Lucien Freud - My Father by Jane McAdam Freud
This giant relief is also in the round. The ambiguity is intended as a response to the clear but complex subject matter. The subject is the late painter Lucian Freud, my father. This portmanteau of equal forms joins with a cobra like rim bringing the obverse and reverse together. A hollow inverse inhabits the interior leaving space for the imagination: the projections packed in by so many artists, admirers and his fascinated entourage.
The obverse and reverse of the piece are relatively self-explanatory and continue my theme of Dead or Alive. http://www.youtube.com/watch?v=C72HZlYiRZw
The cobra like holding element –the front or end view – operates as a metaphor for protection on some level. It could be likened to Mucalinda , the King of Serpents who shielded the Sakyamuni Buddha from the elements while he meditated under the Bodhi tree.
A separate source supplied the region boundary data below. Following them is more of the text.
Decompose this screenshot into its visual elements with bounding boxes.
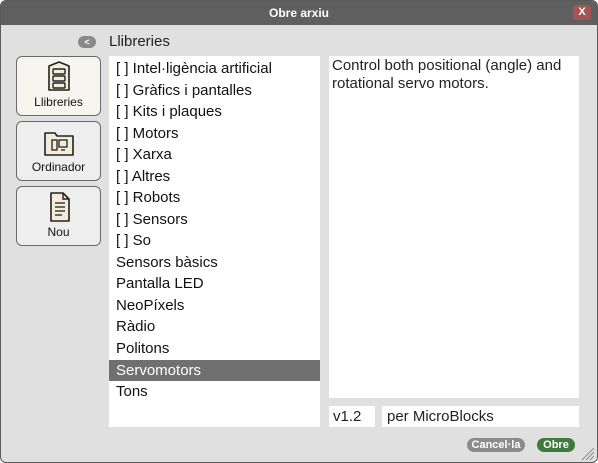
list-item[interactable]: [ ] Kits i plaques <box>109 101 320 122</box>
sidebar-button-label: Ordinador <box>31 160 86 174</box>
list-item[interactable]: [ ] So <box>109 230 320 251</box>
list-item[interactable]: Politons <box>109 338 320 359</box>
title-bar[interactable]: Obre arxiu X <box>1 1 597 25</box>
list-item[interactable]: [ ] Xarxa <box>109 144 320 165</box>
list-item[interactable]: [ ] Motors <box>109 123 320 144</box>
list-item[interactable]: [ ] Sensors <box>109 209 320 230</box>
open-file-dialog: Obre arxiu X < Llibreries Llibreries Ord… <box>0 0 598 463</box>
sidebar-button-computer[interactable]: Ordinador <box>16 121 101 181</box>
current-folder-label: Llibreries <box>109 33 170 50</box>
list-item[interactable]: [ ] Altres <box>109 166 320 187</box>
new-file-icon <box>50 192 70 222</box>
sidebar-button-label: Nou <box>47 225 70 239</box>
cancel-button[interactable]: Cancel·la <box>467 438 525 452</box>
resize-grip-icon[interactable] <box>579 445 595 461</box>
list-item[interactable]: [ ] Robots <box>109 187 320 208</box>
open-button[interactable]: Obre <box>537 438 575 452</box>
author-field: per MicroBlocks <box>382 406 579 427</box>
list-item[interactable]: Pantalla LED <box>109 273 320 294</box>
close-button[interactable]: X <box>573 5 591 20</box>
list-item-selected[interactable]: Servomotors <box>109 360 320 381</box>
sidebar-button-libraries[interactable]: Llibreries <box>16 56 101 116</box>
back-button[interactable]: < <box>78 36 96 48</box>
computer-folder-icon <box>44 132 74 156</box>
sidebar-button-new[interactable]: Nou <box>16 186 101 246</box>
sidebar-button-label: Llibreries <box>34 95 83 109</box>
list-item[interactable]: [ ] Gràfics i pantalles <box>109 80 320 101</box>
version-field: v1.2 <box>329 406 375 427</box>
description-text: Control both positional (angle) and rota… <box>332 57 562 92</box>
list-item[interactable]: [ ] Intel·ligència artificial <box>109 58 320 79</box>
dialog-title: Obre arxiu <box>268 6 330 20</box>
list-item[interactable]: Sensors bàsics <box>109 252 320 273</box>
list-item[interactable]: NeoPíxels <box>109 295 320 316</box>
library-icon <box>48 61 70 91</box>
description-panel: Control both positional (angle) and rota… <box>329 56 579 398</box>
list-item[interactable]: Tons <box>109 381 320 402</box>
file-list[interactable]: [ ] Intel·ligència artificial [ ] Gràfic… <box>109 56 320 427</box>
list-item[interactable]: Ràdio <box>109 316 320 337</box>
Snakes are employed both as positive and negative symbols. In Western biblical tradition Eve was brought into consciousness by the snake’s temptation or we might say guidance. Their symbolic purpose includes that of guardian of sacred spaces and is also a symbol of the passions – both creative and sexual. In many cultures it was the King Cobra that gave man his divine spark! Symbolically snakes equal transformation, fire, magic and wisdom. The Nagas peoples from Northern India chose the cobra with its dignified aura and physical charisma as its totem.
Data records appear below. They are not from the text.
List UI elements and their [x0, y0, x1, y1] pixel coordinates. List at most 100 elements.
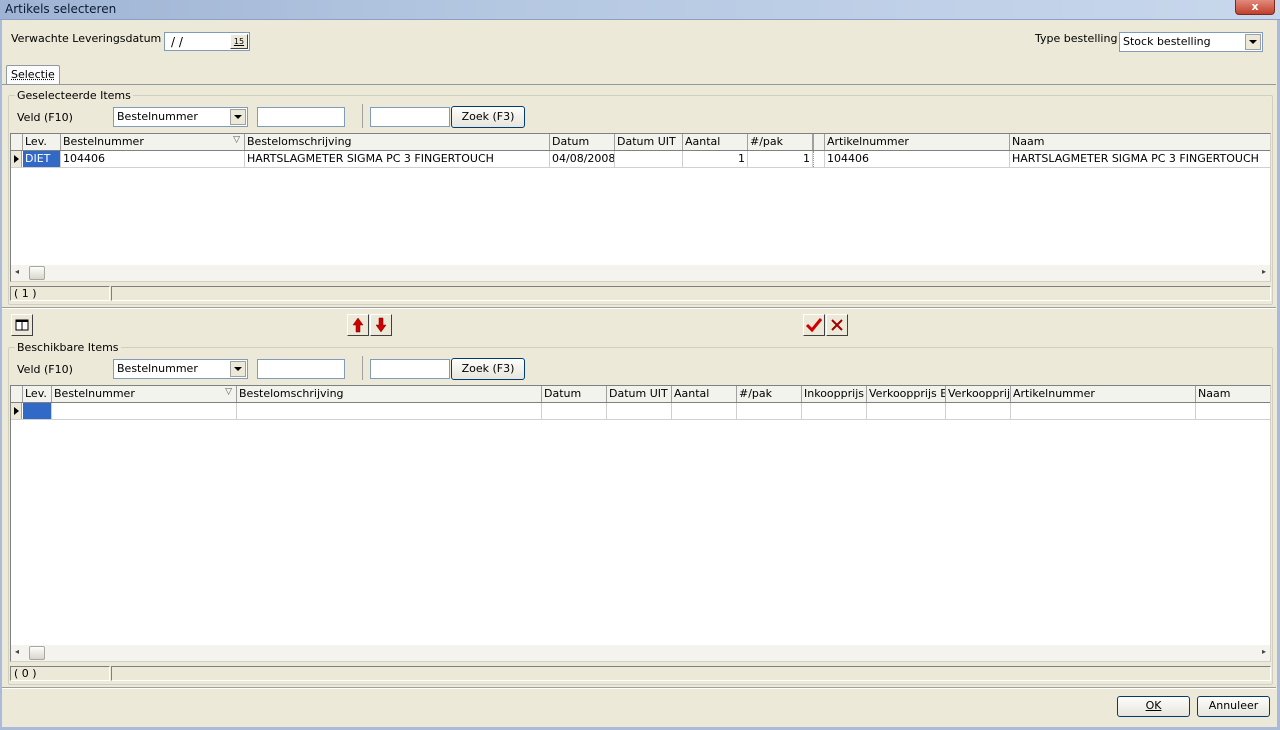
- cell-inkoopprijs[interactable]: [802, 403, 867, 419]
- horizontal-scrollbar[interactable]: ◂ ▸: [11, 265, 1270, 281]
- cell-artikelnummer[interactable]: 104406: [825, 151, 1010, 167]
- cell-datum-uit[interactable]: [615, 151, 683, 167]
- chevron-down-icon[interactable]: [1245, 34, 1261, 50]
- cell-datum-uit[interactable]: [607, 403, 672, 419]
- row-indicator: [11, 403, 22, 419]
- cell-bestelnummer[interactable]: 104406: [61, 151, 245, 167]
- col-aantal[interactable]: Aantal: [683, 134, 748, 150]
- col-pak[interactable]: #/pak: [748, 134, 813, 150]
- col-aantal[interactable]: Aantal: [672, 386, 737, 402]
- col-datum-uit[interactable]: Datum UIT: [607, 386, 672, 402]
- cell-naam[interactable]: HARTSLAGMETER SIGMA PC 3 FINGERTOUCH: [1010, 151, 1272, 167]
- available-filter-input[interactable]: [257, 359, 345, 379]
- col-inkoopprijs[interactable]: Inkoopprijs: [802, 386, 867, 402]
- cancel-label: Annuleer: [1208, 699, 1259, 712]
- col-bestelnummer[interactable]: Bestelnummer ▽: [52, 386, 237, 402]
- tab-selectie[interactable]: Selectie: [6, 65, 60, 85]
- cell-bestelomschrijving[interactable]: HARTSLAGMETER SIGMA PC 3 FINGERTOUCH: [245, 151, 550, 167]
- available-field-select[interactable]: Bestelnummer: [113, 359, 248, 379]
- cell-aantal[interactable]: 1: [683, 151, 748, 167]
- scroll-left-icon[interactable]: ◂: [15, 267, 19, 276]
- cell-pak[interactable]: 1: [748, 151, 813, 167]
- scroll-left-icon[interactable]: ◂: [15, 647, 19, 656]
- available-status-bar: ( 0 ): [10, 666, 1271, 681]
- chevron-down-icon[interactable]: [230, 109, 246, 125]
- cell-aantal[interactable]: [672, 403, 737, 419]
- col-artikelnummer[interactable]: Artikelnummer: [825, 134, 1010, 150]
- horizontal-scrollbar[interactable]: ◂ ▸: [11, 645, 1270, 661]
- cell-datum[interactable]: 04/08/2008: [550, 151, 615, 167]
- cross-icon: [831, 319, 843, 331]
- cell-frozen-divider: [813, 151, 825, 167]
- divider: [362, 356, 363, 380]
- cell-verkoopprijs-ex[interactable]: [867, 403, 946, 419]
- order-type-label: Type bestelling: [1035, 32, 1118, 45]
- cell-verkoopprijs[interactable]: [946, 403, 1011, 419]
- col-bestelomschrijving[interactable]: Bestelomschrijving: [237, 386, 542, 402]
- title-bar: Artikels selecteren x: [0, 0, 1280, 20]
- cell-lev[interactable]: [23, 403, 52, 419]
- calendar-icon[interactable]: 15: [230, 34, 248, 49]
- move-down-button[interactable]: [370, 314, 392, 336]
- selected-filter-input[interactable]: [257, 107, 345, 127]
- col-pak[interactable]: #/pak: [737, 386, 802, 402]
- order-type-select[interactable]: Stock bestelling: [1119, 32, 1263, 52]
- cell-pak[interactable]: [737, 403, 802, 419]
- cancel-selection-button[interactable]: [826, 314, 848, 336]
- cell-bestelomschrijving[interactable]: [237, 403, 542, 419]
- table-row[interactable]: [11, 403, 1270, 420]
- col-artikelnummer[interactable]: Artikelnummer: [1011, 386, 1196, 402]
- ok-button[interactable]: OK: [1117, 696, 1190, 717]
- col-lev[interactable]: Lev.: [23, 134, 61, 150]
- cell-artikelnummer[interactable]: [1011, 403, 1196, 419]
- col-lev[interactable]: Lev.: [23, 386, 52, 402]
- confirm-button[interactable]: [803, 314, 825, 336]
- col-naam[interactable]: Naam: [1010, 134, 1272, 150]
- selected-search-input[interactable]: [370, 107, 450, 127]
- chevron-down-icon[interactable]: [230, 361, 246, 377]
- col-bestelomschrijving[interactable]: Bestelomschrijving: [245, 134, 550, 150]
- window-title: Artikels selecteren: [5, 2, 117, 16]
- delivery-date-field[interactable]: / / 15: [164, 32, 250, 51]
- col-datum[interactable]: Datum: [550, 134, 615, 150]
- ok-label: OK: [1145, 699, 1162, 712]
- table-row[interactable]: DIET 104406 HARTSLAGMETER SIGMA PC 3 FIN…: [11, 151, 1270, 168]
- cell-lev[interactable]: DIET: [23, 151, 61, 167]
- cell-naam[interactable]: [1196, 403, 1272, 419]
- available-items-grid: Lev. Bestelnummer ▽ Bestelomschrijving D…: [10, 385, 1271, 662]
- divider: [362, 104, 363, 128]
- cell-datum[interactable]: [542, 403, 607, 419]
- col-verkoopprijs[interactable]: Verkoopprijs: [946, 386, 1011, 402]
- columns-button[interactable]: [11, 314, 33, 336]
- available-search-input[interactable]: [370, 359, 450, 379]
- selected-count: ( 1 ): [10, 286, 110, 301]
- col-datum-uit[interactable]: Datum UIT: [615, 134, 683, 150]
- selected-search-button[interactable]: Zoek (F3): [451, 106, 525, 128]
- scroll-thumb[interactable]: [29, 646, 45, 660]
- tab-divider: [2, 84, 1276, 85]
- field-label: Veld (F10): [17, 363, 73, 376]
- sort-icon: ▽: [225, 387, 232, 397]
- selected-field-select[interactable]: Bestelnummer: [113, 107, 248, 127]
- selected-field-value: Bestelnummer: [117, 110, 198, 123]
- col-verkoopprijs-ex[interactable]: Verkoopprijs Ex: [867, 386, 946, 402]
- scroll-thumb[interactable]: [29, 266, 45, 280]
- available-search-button[interactable]: Zoek (F3): [451, 358, 525, 380]
- scroll-right-icon[interactable]: ▸: [1262, 647, 1266, 656]
- cell-bestelnummer[interactable]: [52, 403, 237, 419]
- header-indicator: [11, 386, 23, 402]
- available-count: ( 0 ): [10, 666, 110, 681]
- footer-divider-highlight: [2, 688, 1276, 689]
- frozen-divider[interactable]: [813, 134, 825, 150]
- selected-status-bar: ( 1 ): [10, 286, 1271, 301]
- columns-icon: [15, 319, 29, 331]
- close-button[interactable]: x: [1235, 0, 1275, 15]
- col-datum[interactable]: Datum: [542, 386, 607, 402]
- col-naam[interactable]: Naam: [1196, 386, 1272, 402]
- scroll-right-icon[interactable]: ▸: [1262, 267, 1266, 276]
- row-indicator: [11, 151, 22, 167]
- cancel-button[interactable]: Annuleer: [1197, 696, 1270, 717]
- arrow-up-icon: [352, 317, 364, 333]
- move-up-button[interactable]: [347, 314, 369, 336]
- col-bestelnummer[interactable]: Bestelnummer ▽: [61, 134, 245, 150]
King Cobra could be an optional description for the title of the work but as the work is as much about process as it is about content, I have titled it EarthStone Triptych. This describes both the material used - terracotta clay (earth) and the stoneware temperature (1200 degrees) for firing which makes its durability comparable to the durability of a stone rather than a flowerpot. This portmanteau type construction of forms also operates as a triptych in that its three sides constitute three views in space.
The piece will be unveiled at the Freud Museum in the exhibition called Lucian Freud, my father. 25th Jan – 4th March (pv 26th Jan).
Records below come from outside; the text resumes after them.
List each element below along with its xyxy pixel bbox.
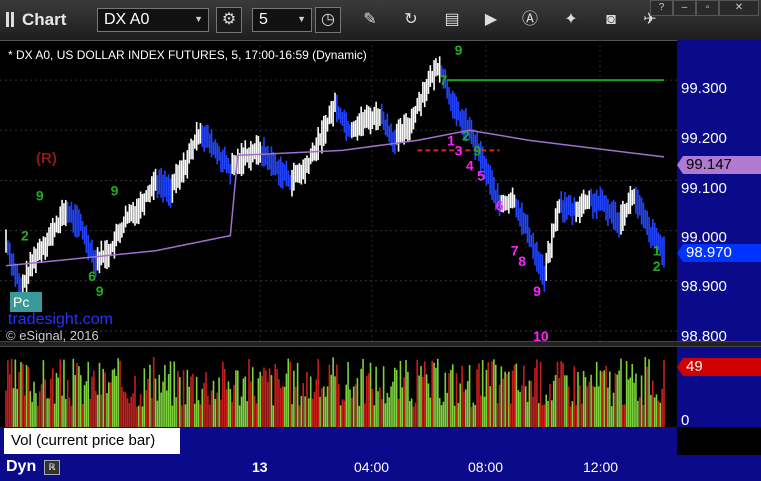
volume-tick: 0 bbox=[681, 412, 690, 429]
price-tick: 98.900 bbox=[681, 278, 727, 295]
time-tick: 08:00 bbox=[468, 459, 504, 475]
watermark: tradesight.com bbox=[8, 311, 113, 328]
sequence-count-green: 2 bbox=[653, 258, 661, 274]
sequence-count-magenta: 5 bbox=[477, 167, 485, 183]
time-tick: 12:00 bbox=[583, 459, 619, 475]
sequence-count-green: 6 bbox=[88, 268, 96, 284]
time-tick: 04:00 bbox=[354, 459, 390, 475]
price-chart[interactable]: 1345678910979 99219226 bbox=[0, 0, 761, 481]
sequence-count-green: 2 bbox=[462, 127, 470, 143]
sequence-count-magenta: 3 bbox=[455, 142, 463, 158]
close-icon[interactable]: × bbox=[170, 425, 177, 439]
dyn-label[interactable]: Dyn bbox=[6, 458, 36, 476]
price-tick: 99.000 bbox=[681, 229, 727, 246]
sequence-count-green: 1 bbox=[653, 243, 661, 259]
sequence-count-green: 9 bbox=[36, 188, 44, 204]
sequence-count-magenta: 8 bbox=[518, 253, 526, 269]
price-tick: 99.200 bbox=[681, 130, 727, 147]
price-tick: 99.300 bbox=[681, 80, 727, 97]
price-tick: 98.800 bbox=[681, 328, 727, 345]
sequence-count-green: 9 bbox=[111, 183, 119, 199]
volume-legend[interactable]: Vol (current price bar) bbox=[4, 428, 180, 454]
sequence-count-magenta: 6 bbox=[496, 198, 504, 214]
copyright-label: © eSignal, 2016 bbox=[6, 328, 99, 343]
sequence-count-green: 2 bbox=[21, 228, 29, 244]
sequence-count-magenta: 10 bbox=[533, 328, 549, 344]
sequence-count-green: 9 bbox=[455, 42, 463, 58]
last-price-tag: 98.970 bbox=[677, 244, 761, 262]
price-tick: 99.100 bbox=[681, 180, 727, 197]
sequence-count-magenta: 9 bbox=[533, 283, 541, 299]
sequence-count-green: 9 bbox=[473, 142, 481, 158]
avg-price-tag: 99.147 bbox=[677, 156, 761, 174]
sequence-count-green: 7 bbox=[440, 72, 448, 88]
r-label: (R) bbox=[36, 150, 57, 167]
sequence-count-magenta: 4 bbox=[466, 157, 474, 173]
cursor-box: Pc bbox=[10, 292, 42, 312]
sequence-count-green: 9 bbox=[96, 283, 104, 299]
volume-tag: 49 bbox=[677, 358, 761, 376]
dyn-icon[interactable]: ℝ bbox=[44, 460, 60, 475]
chart-info-label: * DX A0, US DOLLAR INDEX FUTURES, 5, 17:… bbox=[8, 48, 367, 62]
time-tick: 13 bbox=[252, 459, 268, 475]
In his study Sigmund Freud was surrounded by his treasured antiquities. He said that collecting these objects of ancient sculpture was one of his addictions.
Freud also liked to bring a new acquisition to the dining table as a "guest of honour" during the meal, returning the antiquity to its position afterwards. The placing of his objects was highly important to Freud and each object had specific meaning in relation to the objects around it. Freud told symbolic stories with these juxtapositions. My exhibition is significantly set in Sigmund Freud’s dining room and the portrayal of Sigmund’s grandson takes the place of the guest of honour - the sculpture taking the place of the dining table itself.
For the future of this piece, I plan for it to take on a developed form in various venues. Often my pieces take some time to evolve in terms of installation and display. This method inspires alternative ways of making these ‘stones speak’.